Re: [PATCH net-next] netdevsim: Register and unregister devlink traps on probe/remove device

From: Leon Romanovsky
Date: Wed Oct 27 2021 - 02:44:02 EST


On Tue, Oct 26, 2021 at 01:03:41PM -0700, Edwin Peer wrote:
> On Tue, Oct 26, 2021 at 12:22 PM Leon Romanovsky <leon@xxxxxxxxxx> wrote:
>
> > At least in mlx5 case, reload_enable() was before register_netdev().
> > It stayed like this after swapping it with devlink_register().
>
> What am I missing here?
>
> err = mlx5_init_one(dev);
> if (err) {
> mlx5_core_err(dev, "mlx5_init_one failed with error code %d\n", err);
> goto err_init_one;
> }
>
> err = mlx5_crdump_enable(dev);
> if (err)
> dev_err(&pdev->dev, "mlx5_crdump_enable failed with error code
> %d\n", err);
>
> pci_save_state(pdev);
> devlink_register(devlink);
>
> Doesn't mlx5_init_one() ultimately result in the netdev being
> presented to user space, even if it is via aux bus?

The mlx5_init_one() aux devices, and driver is not always loaded
directly in the Linux kernel.

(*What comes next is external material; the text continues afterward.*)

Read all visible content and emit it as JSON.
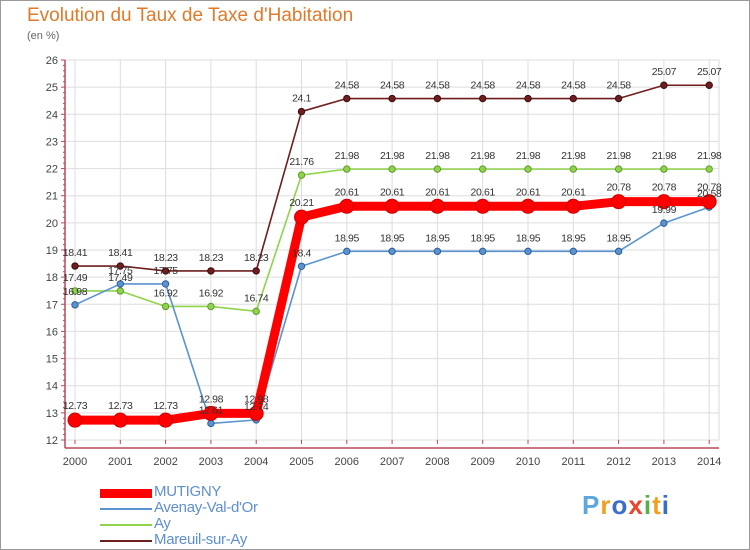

The device creation triggers udev event,
which is handled by udev systemd. The systemd reads various modules.* files
that kernel provides and this is how it knows which driver to load.

In our case, the eth driver is part of mlx5_core module, so at the
device creation phase that module is already loaded and driver/core
will try to autoprobe it.

However, the last step is not always performed and controlled by the
userspace. Users can disable driver autoprobe and bind manually. This
is pretty standard practice in the SR-IOV or VFIO modes.

>
> > No, it is not requirement, but my suggestion. You need to be aware that
> > after call to devlink_register(), the device will be fully open for devlink
> > netlink access. So it is strongly advised to put devlink_register to be the
> > last command in PCI initialization sequence.
>
> Right, that's the problem. Once we register the netdev, we're in a
> race with user space, which may expect to be able to call devlink
> before we get to devlink_register().

This is why devlink has monitor mode where you can see devlink device
addition and removal. It is user space job to check that device is
ready.

>
> > You obviously need to fix your code. Upstream version of bnxt driver
> > doesn't have reload_* support, so all this regression blaming it not
> > relevant here.
>
> Right, our timing is unfortunate and that's on us. It's still not
> clear to me how to actually fix the devlink reload code without the
> benefit of something similar to the reload enable API.
>
> > In upstream code, devlink_register() doesn't accept ops like it was
> > before and position of that call does only one thing - opens devlink
> > netlink access. All kernel devlink APIs continue to be accessible even
> > before devlink_register.
>
> This isn't about kernel API. This is precisely about existing user
> space that expects devlink to work immediately after the netdev
> appears.

Can you please share open source project that has such assumption?

>
> > It looks like your failure is in backport code.
>
> Our out-of-tree driver isn't the issue here. I'm talking about the
> proposed upstream code. The issue is what to do in order to get
> something workable upstream for devlink reload. We can't move
> devlink_register() later, that will cause a regression. What do you
> suggest instead?

Fix your test respect devlink notifications and don't ignore them.

Thanks

>
> Regards,
> Edwin Peer